Accusations of being in the manager's good books at Stamford Bridge no longer carry the same stigma with Thomas Tuchel that they previously did under Frank Lampard.
The German is an entirely different animal to the one he replaced in the Blues' hot seat over two months ago and Mount is the burden of proof following their 2-0 win over Porto in yesterday morning's (Singapore time) Champions League quarter-final, first leg.
Lampard's nurture had enabled the creative midfielder to gain the experience necessary to carve out a top-flight career with his boyhood club but it also carried drawbacks.
Being so heavily aligned to a man whose playing career he openly sought to emulate meant that Mount was unfairly judged on that kinship, instead of his natural abilities.
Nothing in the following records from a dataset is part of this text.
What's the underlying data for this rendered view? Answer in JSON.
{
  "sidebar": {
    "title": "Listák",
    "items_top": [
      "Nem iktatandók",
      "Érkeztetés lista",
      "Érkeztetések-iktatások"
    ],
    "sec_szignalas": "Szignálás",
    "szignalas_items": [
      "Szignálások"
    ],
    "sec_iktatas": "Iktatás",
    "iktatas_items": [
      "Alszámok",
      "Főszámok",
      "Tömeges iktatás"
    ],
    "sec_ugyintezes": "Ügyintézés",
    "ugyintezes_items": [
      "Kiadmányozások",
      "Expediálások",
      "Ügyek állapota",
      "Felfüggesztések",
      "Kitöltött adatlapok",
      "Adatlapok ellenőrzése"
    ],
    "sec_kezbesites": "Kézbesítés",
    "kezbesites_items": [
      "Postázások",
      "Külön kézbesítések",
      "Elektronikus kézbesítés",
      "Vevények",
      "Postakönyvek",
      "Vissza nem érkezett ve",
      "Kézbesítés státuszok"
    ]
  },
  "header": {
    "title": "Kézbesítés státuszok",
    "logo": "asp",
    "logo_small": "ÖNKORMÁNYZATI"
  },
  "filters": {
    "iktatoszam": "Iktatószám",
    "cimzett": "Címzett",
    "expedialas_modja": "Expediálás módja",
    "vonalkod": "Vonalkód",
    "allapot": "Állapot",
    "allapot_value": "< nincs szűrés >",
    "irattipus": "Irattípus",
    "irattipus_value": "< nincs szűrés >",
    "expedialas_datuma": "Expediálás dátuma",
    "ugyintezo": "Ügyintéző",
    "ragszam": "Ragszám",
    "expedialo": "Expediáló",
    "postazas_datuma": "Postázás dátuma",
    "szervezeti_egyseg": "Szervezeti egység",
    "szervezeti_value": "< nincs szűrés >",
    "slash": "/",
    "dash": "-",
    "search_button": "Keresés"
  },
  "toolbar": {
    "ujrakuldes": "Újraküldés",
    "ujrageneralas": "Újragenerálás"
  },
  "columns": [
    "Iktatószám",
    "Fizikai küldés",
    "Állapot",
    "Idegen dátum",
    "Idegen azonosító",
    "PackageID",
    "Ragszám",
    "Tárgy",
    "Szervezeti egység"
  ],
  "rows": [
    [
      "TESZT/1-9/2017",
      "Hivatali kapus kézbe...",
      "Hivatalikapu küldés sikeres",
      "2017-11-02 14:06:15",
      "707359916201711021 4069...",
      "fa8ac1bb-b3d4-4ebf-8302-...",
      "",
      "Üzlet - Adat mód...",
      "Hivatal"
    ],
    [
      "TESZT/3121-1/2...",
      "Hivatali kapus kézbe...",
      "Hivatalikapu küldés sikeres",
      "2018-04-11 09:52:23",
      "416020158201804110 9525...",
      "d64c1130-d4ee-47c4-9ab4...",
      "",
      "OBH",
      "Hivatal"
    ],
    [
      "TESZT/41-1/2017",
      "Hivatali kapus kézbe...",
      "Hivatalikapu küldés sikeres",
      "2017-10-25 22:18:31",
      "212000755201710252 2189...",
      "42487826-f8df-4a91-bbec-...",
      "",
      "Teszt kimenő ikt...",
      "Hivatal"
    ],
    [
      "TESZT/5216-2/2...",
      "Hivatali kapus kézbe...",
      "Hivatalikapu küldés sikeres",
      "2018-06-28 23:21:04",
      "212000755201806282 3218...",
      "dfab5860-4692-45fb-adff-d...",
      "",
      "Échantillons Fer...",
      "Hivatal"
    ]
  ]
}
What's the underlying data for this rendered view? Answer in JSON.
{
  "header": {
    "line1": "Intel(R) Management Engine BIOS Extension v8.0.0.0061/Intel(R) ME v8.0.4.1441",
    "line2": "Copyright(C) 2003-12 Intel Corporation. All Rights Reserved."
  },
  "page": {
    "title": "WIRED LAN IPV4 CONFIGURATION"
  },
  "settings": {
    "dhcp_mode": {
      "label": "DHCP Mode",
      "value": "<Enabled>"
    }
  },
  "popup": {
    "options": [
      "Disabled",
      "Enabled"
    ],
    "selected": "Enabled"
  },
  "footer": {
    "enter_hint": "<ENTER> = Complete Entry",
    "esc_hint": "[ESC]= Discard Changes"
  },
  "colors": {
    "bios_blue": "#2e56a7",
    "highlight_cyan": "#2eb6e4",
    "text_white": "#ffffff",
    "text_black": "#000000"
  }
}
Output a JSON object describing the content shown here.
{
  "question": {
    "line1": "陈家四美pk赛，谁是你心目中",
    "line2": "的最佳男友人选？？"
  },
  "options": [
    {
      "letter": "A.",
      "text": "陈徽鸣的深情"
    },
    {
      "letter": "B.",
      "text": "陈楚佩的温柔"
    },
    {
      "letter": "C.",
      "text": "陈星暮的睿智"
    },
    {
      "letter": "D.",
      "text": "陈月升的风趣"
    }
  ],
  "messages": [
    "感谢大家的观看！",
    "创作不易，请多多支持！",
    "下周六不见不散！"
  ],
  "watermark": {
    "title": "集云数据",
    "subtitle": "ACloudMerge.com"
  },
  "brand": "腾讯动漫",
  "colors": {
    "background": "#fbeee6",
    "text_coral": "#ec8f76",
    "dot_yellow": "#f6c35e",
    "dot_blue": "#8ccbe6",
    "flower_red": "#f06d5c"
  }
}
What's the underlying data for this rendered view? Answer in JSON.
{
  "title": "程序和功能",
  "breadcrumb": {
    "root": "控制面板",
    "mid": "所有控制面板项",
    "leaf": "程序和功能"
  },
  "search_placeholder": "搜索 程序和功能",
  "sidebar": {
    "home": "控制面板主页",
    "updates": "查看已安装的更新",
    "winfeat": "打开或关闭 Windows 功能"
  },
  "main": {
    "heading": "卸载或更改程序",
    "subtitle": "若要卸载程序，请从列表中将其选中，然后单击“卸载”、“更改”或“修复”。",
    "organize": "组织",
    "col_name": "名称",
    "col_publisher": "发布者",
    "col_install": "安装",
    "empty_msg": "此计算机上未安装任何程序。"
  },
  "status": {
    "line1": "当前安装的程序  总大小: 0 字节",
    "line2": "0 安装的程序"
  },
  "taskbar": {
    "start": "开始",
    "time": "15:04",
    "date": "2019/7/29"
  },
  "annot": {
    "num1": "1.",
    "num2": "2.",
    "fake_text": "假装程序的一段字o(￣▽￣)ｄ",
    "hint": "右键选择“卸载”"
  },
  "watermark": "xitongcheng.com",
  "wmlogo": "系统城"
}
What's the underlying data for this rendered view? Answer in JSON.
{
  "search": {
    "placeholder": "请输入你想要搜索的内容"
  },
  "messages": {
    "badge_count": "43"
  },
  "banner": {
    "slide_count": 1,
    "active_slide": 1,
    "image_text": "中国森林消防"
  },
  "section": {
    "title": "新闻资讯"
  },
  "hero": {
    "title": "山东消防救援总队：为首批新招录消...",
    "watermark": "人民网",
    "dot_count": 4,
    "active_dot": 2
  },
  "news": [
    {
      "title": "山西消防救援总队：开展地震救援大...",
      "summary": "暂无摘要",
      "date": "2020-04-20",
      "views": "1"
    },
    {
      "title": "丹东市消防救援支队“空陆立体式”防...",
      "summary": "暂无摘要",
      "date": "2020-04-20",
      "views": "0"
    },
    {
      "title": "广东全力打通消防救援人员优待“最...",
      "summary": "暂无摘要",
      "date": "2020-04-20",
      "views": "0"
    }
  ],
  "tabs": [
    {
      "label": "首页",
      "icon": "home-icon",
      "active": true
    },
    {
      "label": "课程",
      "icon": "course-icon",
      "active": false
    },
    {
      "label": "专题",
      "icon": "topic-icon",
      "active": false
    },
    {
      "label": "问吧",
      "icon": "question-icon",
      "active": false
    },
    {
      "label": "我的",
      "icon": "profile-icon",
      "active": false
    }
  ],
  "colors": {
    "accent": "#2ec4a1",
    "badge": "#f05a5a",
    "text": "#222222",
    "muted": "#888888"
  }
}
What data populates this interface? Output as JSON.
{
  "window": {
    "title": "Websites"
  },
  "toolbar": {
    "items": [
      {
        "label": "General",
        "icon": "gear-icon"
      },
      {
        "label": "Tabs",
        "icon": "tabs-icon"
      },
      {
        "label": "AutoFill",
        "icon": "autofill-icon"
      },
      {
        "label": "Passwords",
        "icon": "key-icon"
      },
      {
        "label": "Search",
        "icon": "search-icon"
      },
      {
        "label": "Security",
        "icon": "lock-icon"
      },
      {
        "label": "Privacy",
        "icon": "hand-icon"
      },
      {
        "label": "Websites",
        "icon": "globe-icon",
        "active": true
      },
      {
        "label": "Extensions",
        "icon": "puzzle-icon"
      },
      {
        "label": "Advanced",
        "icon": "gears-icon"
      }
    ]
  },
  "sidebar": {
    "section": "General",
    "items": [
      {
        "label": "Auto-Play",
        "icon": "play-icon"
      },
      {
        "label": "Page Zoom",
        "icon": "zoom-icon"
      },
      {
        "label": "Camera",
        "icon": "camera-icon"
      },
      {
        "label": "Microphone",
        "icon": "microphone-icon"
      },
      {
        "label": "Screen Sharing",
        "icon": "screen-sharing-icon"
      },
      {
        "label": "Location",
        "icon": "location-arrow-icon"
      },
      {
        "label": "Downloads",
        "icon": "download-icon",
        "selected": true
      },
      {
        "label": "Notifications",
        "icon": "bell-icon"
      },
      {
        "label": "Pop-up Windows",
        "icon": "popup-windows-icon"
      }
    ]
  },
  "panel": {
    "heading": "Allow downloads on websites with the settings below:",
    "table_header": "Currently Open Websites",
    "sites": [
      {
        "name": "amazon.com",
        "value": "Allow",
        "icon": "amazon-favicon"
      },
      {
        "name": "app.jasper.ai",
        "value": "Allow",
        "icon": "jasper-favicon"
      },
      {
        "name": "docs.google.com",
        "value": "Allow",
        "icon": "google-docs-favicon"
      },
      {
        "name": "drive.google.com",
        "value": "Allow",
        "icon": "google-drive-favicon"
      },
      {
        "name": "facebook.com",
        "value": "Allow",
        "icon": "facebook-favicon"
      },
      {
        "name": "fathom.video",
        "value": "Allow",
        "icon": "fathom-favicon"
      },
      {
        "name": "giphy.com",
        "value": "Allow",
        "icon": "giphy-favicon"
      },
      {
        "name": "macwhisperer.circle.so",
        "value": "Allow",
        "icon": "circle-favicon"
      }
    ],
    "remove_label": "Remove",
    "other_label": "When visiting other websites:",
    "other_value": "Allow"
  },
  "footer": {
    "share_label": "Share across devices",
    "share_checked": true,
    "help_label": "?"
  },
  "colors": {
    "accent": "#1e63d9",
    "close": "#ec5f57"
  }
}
In Seville's Estadio Ramon Sanchez Pizjuan, the 22-year-old put further distance between himself and Lampard with an opening goal which a healthy number of the Chelsea legend's illustrious former teammates would have been proud to claim as their own.
After receiving Jorginho's bewitching through-pass, Mount produced a 180-degree pivot which sent Zaidu Sanusi into another postcode before coolly firing home to become the club's youngest-ever scorer in the knockout stage of Europe's elite club competition.
Unlocking a stubborn Porto defence that had succeeded in dumping out Juventus in the Round of 16 is no mean feat, nor is his standing within a Blues squad so laden with cash that it had led to pre-match allegations of lacking genuine substance.
Pepe tried to demean the largesse of his side's last-eight opponents, claiming they were worth an estimated £700 million (S$1.29 billion), by insisting that "money doesn't play".
Clearly the well-documented travails of Timo Werner and Kai Havertz had misled the one-time Real Madrid defender as he failed to acknowledge their homegrown tormentor.
Mount doesn't just play; he excels both in possession and without it.
His status as Chelsea's leading scorer since Tuchel's arrival speaks for itself, or at least it should.
Whenever Lampard singled out the England international for special praise, it provoked predictable sneers that he was only in the starting line-up by virtue of working with his superior for well over two years, at the Bridge and on loan with Derby County before that.
Tuchel's first act in west London, similarly, fuelled a premature narrative around Mount.
Losing his starting role for the ex-Paris Saint-Germain coach's bow, on the back of 10 successive appearances in all competitions, gave rise to suggestions that those who had once found favour were on the verge of becoming fast-tracked to the scrap heap.
Yet, the truth is that Tuchel was readying Mount for a spell which has left many of his dissenters eating their words through decisive goals both in the English Premier League and now Europe.
His willingness to give Lampard's former protege an increased level of responsibility is not borne of lip service but rather a belief in elevating his game to newfound levels, including occupying the role of an auxiliary striker masterfully in Spain's frying pan.
Mount represents not only a player reborn but also the changing face of Chelsea.
They, as much as him, are finally free from the shadow of Tuchel's predecessor.